Termination of the Employee for a Justified Reason: Change of Workplace
If the employer changes the place where the employee started working to the workplace, the employee may have the right to terminate the employment contract for a justified reason. Even if the transfer of the workplace to another place is agreed by the contract signed between the employee and the employer, the employer does not have unlimited authority. Dec.
2 Of the Turkish Civil Code Decrees that the employer has the authority to transfer the workplace even if the employer has the authority to transfer the workplace by the contract concluded between the parties. it must be used in accordance with the honesty rule regulated in the article. In its well-established decisions, the Court of Cassation emphasized that “Although the employer’s transfer authority originates from the contract, whether this transfer authority is abused or not should be subject to control in terms of arbitrariness and objectivity”. If the employer changes his place of work and assigns the employee to another place, he must concretely set out the necessity of this assignment. The employee has no obligation to accept the change made unnecessarily.
If the employee terminates the employment contract for a justified reason due to a change of workplace, the proof that the transfer authority has been granted in accordance with the rules of objective honesty will belong to the employer.
An employee’s change of workplace is considered a fundamental change in working conditions. 22 of the Labor Code. according to the article; “The employer may make a fundamental change in working conditions arising from the employment contract or the personnel regulation attached to the employment contract and similar sources or workplace practices only by notifying the employee in writing. Changes that are not made in accordance with this form and are not accepted by the employee in writing within six working days do not bind the employee.”
NOTIFICATION OBLIGATION
If the employer is going to make a change in the workplace, he must notify the employee in writing. If the notification is not made properly, the employee will not be affected by these conditions. In addition, the employee does not have to accept these new conditions. If the employee does not accept this change in writing within 6 days in response to the written notification made by the employer, these conditions do not affect the employee.

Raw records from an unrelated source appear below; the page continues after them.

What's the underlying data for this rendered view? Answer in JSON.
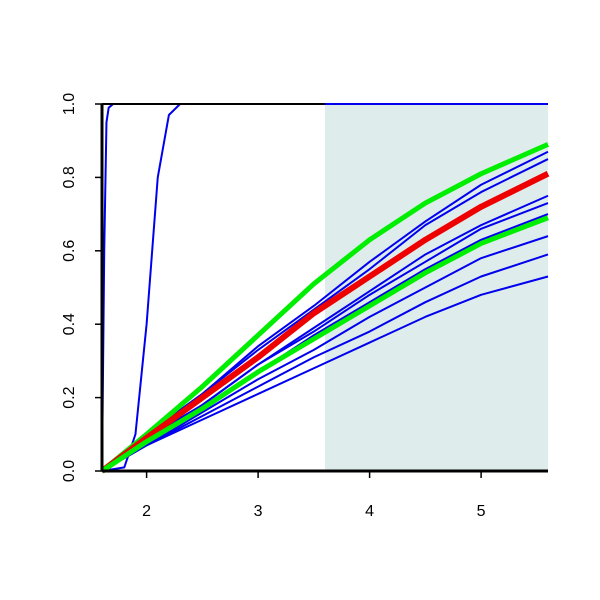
{
  "chart_data": {
    "type": "line",
    "x": [
      1.6,
      2,
      2.5,
      3,
      3.5,
      4,
      4.5,
      5,
      5.6
    ],
    "xlim": [
      1.6,
      5.6
    ],
    "ylim": [
      0,
      1
    ],
    "xticks": [
      2,
      3,
      4,
      5
    ],
    "yticks": [
      {
        "value": 0,
        "label": "0.0"
      },
      0.2,
      0.4,
      0.6,
      0.8,
      {
        "value": 1,
        "label": "1.0"
      }
    ],
    "shade_x": [
      3.6,
      5.6
    ],
    "shade_color": "#deecec",
    "series": [
      {
        "color": "#0000ee",
        "line_width": 2,
        "x": [
          1.6,
          1.62,
          1.64,
          1.66,
          1.7,
          5.6
        ],
        "values": [
          0,
          0.6,
          0.95,
          0.99,
          1,
          1
        ]
      },
      {
        "color": "#0000ee",
        "line_width": 2,
        "x": [
          1.6,
          1.8,
          1.9,
          2.0,
          2.05,
          2.1,
          2.2,
          2.3,
          5.6
        ],
        "values": [
          0,
          0.01,
          0.1,
          0.4,
          0.6,
          0.8,
          0.97,
          1,
          1
        ]
      },
      {
        "color": "#0000ee",
        "line_width": 2,
        "values": [
          0,
          0.1,
          0.21,
          0.34,
          0.45,
          0.57,
          0.68,
          0.78,
          0.87
        ]
      },
      {
        "color": "#0000ee",
        "line_width": 2,
        "values": [
          0,
          0.1,
          0.21,
          0.33,
          0.44,
          0.55,
          0.67,
          0.76,
          0.85
        ]
      },
      {
        "color": "#0000ee",
        "line_width": 2,
        "values": [
          0,
          0.09,
          0.18,
          0.29,
          0.39,
          0.49,
          0.59,
          0.67,
          0.75
        ]
      },
      {
        "color": "#0000ee",
        "line_width": 2,
        "values": [
          0,
          0.08,
          0.18,
          0.29,
          0.38,
          0.48,
          0.57,
          0.66,
          0.73
        ]
      },
      {
        "color": "#0000ee",
        "line_width": 2,
        "values": [
          0,
          0.08,
          0.17,
          0.27,
          0.37,
          0.46,
          0.55,
          0.63,
          0.7
        ]
      },
      {
        "color": "#0000ee",
        "line_width": 2,
        "values": [
          0,
          0.07,
          0.16,
          0.25,
          0.33,
          0.42,
          0.5,
          0.58,
          0.64
        ]
      },
      {
        "color": "#0000ee",
        "line_width": 2,
        "values": [
          0,
          0.07,
          0.15,
          0.23,
          0.31,
          0.38,
          0.46,
          0.53,
          0.59
        ]
      },
      {
        "color": "#0000ee",
        "line_width": 2,
        "values": [
          0,
          0.07,
          0.14,
          0.21,
          0.28,
          0.35,
          0.42,
          0.48,
          0.53
        ]
      },
      {
        "color": "#00ee00",
        "line_width": 5,
        "values": [
          0,
          0.1,
          0.23,
          0.37,
          0.51,
          0.63,
          0.73,
          0.81,
          0.89
        ]
      },
      {
        "color": "#ee0000",
        "line_width": 6,
        "values": [
          0,
          0.09,
          0.2,
          0.31,
          0.43,
          0.53,
          0.63,
          0.72,
          0.81
        ]
      },
      {
        "color": "#00ee00",
        "line_width": 5,
        "values": [
          0,
          0.08,
          0.17,
          0.27,
          0.36,
          0.45,
          0.54,
          0.62,
          0.69
        ]
      }
    ]
  }
}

Supreme Court 9. In the precedent decision of the Legal Department; Although there is a provision in the employment contract that the employee can be assigned to another workplace, the assignment of the employee in another province is considered a change to the detriment of the employee, and the employee’s dismissal based on this is considered a justified termination. (Supreme Court 9. HD 2010/4631 E, 2012/12258 K, 11.04.2012 Date)
Article 24/2-f of the Labor Law No. 4857, which regulates the cases of termination by the employee for a justified reason, stipulates that the employee has the right to terminate the employment contract immediately and for a justified reason if the “working conditions are not applied”. In this case, the employee may terminate the employment contract for a justified reason and immediately, taking into account the rights granted to him by law.
In this case, the employee will have the right to claim severance pay, wages, bonuses, overtime pay, annual leave pay, week holiday pay, national holiday and general holiday pay and similar labor benefits after exercising the right to termination for a justified reason.